Reuse analysis of indirectly indexed arrays

Abstract

We propose techniques for identifying and exploiting spatial and temporal reuse for indirectly indexed arrays. Indirectly indexed arrays are those arrays which are, typically, accessed inside multilevel loop nests and whose index expression includes not only loop iterators and constants but arrays as well. Existing techniques for improving locality are quite sophisticated in the case of directly indexed arrays. But, unfortunately, they are inadequate for handling indirectly indexed arrays. In this article we therefore extend the existing framework and techniques of directly indexed to indirectly indexed arrays. The concepts of reuse subspace, dependence vector, self, and group reuse are extended and applied in this new context.
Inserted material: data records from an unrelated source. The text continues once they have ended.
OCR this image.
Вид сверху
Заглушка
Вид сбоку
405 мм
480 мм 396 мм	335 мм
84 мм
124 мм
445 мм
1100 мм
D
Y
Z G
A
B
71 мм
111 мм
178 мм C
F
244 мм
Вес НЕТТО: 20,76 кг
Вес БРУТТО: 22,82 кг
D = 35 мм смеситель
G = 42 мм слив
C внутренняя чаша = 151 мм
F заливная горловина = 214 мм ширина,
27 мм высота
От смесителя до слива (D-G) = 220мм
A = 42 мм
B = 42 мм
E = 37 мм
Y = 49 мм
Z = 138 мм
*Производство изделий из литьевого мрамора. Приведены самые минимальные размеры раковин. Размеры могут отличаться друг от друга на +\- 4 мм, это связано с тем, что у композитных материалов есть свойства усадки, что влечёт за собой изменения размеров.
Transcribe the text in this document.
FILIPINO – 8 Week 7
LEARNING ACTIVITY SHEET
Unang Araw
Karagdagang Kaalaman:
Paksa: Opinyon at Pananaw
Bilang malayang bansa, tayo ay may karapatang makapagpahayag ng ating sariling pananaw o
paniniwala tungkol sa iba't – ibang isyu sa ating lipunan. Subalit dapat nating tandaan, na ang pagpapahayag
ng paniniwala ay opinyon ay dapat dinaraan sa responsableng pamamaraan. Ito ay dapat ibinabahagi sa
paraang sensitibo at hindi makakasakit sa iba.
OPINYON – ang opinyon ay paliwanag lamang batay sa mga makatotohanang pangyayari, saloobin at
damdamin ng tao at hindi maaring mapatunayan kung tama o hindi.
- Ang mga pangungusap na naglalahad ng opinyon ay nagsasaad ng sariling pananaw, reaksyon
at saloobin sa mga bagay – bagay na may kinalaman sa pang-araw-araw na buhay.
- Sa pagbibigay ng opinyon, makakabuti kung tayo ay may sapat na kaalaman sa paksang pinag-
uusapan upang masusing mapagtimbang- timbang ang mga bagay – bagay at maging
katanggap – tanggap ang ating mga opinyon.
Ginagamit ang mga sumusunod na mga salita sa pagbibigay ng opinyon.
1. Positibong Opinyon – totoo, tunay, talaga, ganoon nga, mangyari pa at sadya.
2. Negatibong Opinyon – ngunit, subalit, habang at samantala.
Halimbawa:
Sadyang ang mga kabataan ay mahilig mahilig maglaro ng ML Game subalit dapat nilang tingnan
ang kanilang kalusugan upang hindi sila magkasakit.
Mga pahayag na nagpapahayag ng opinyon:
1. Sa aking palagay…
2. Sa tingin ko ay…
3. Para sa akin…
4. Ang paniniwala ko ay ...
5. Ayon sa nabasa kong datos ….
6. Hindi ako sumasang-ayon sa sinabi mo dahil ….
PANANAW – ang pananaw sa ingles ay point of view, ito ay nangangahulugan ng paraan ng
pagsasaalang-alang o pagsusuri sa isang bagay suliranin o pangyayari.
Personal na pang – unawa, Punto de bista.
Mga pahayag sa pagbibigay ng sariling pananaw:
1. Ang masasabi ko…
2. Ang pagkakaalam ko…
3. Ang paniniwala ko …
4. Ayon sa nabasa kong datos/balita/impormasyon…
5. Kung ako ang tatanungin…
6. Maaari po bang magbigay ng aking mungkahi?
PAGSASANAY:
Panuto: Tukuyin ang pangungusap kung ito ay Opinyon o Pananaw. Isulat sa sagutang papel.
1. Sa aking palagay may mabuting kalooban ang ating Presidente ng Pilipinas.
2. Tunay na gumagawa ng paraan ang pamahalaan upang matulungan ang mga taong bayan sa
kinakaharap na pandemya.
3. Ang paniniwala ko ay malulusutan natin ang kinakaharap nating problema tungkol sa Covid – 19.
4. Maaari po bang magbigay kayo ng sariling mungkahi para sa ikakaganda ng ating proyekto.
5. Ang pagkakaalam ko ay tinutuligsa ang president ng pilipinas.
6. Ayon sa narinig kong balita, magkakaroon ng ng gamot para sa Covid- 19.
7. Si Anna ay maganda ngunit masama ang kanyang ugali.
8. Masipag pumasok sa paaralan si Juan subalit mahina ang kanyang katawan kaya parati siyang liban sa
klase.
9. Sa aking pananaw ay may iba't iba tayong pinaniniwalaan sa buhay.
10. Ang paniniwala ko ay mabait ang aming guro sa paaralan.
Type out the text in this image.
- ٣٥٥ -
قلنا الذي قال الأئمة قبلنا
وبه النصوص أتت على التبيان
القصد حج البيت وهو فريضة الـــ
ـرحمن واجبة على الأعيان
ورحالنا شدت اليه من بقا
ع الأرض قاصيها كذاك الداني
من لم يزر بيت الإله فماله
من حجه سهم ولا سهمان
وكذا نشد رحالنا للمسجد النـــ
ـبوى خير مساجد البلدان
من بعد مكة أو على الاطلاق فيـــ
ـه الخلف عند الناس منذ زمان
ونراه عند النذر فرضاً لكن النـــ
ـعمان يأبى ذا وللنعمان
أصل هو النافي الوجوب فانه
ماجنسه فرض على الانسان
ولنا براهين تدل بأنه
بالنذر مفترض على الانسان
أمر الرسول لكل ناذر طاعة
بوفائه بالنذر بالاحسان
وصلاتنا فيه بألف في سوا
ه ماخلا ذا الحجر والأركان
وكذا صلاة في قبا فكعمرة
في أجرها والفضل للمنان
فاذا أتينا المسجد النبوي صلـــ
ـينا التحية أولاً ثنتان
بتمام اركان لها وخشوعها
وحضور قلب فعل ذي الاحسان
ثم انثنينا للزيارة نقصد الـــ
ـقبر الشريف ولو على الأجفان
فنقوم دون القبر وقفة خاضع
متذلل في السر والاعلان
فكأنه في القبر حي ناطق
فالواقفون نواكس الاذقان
Also, lately scratch-pad memory has become an attractive alternative to data-cache, specially in the embedded multimedia community. This is because embedded systems are very sensitive to area and energy and the scratch-pad is smaller in area and consumes less energy on a per access basis compared to the cache of the same capacity. Several techniques have been proposed in the past for the efficient exploitation of the scratch-pad for directly indexed arrays. We extend these techniques by presenting a method for scratch-pad mapping of indirectly indexed arrays. This enables the scratch-pad to be used in a larger context than was possible before.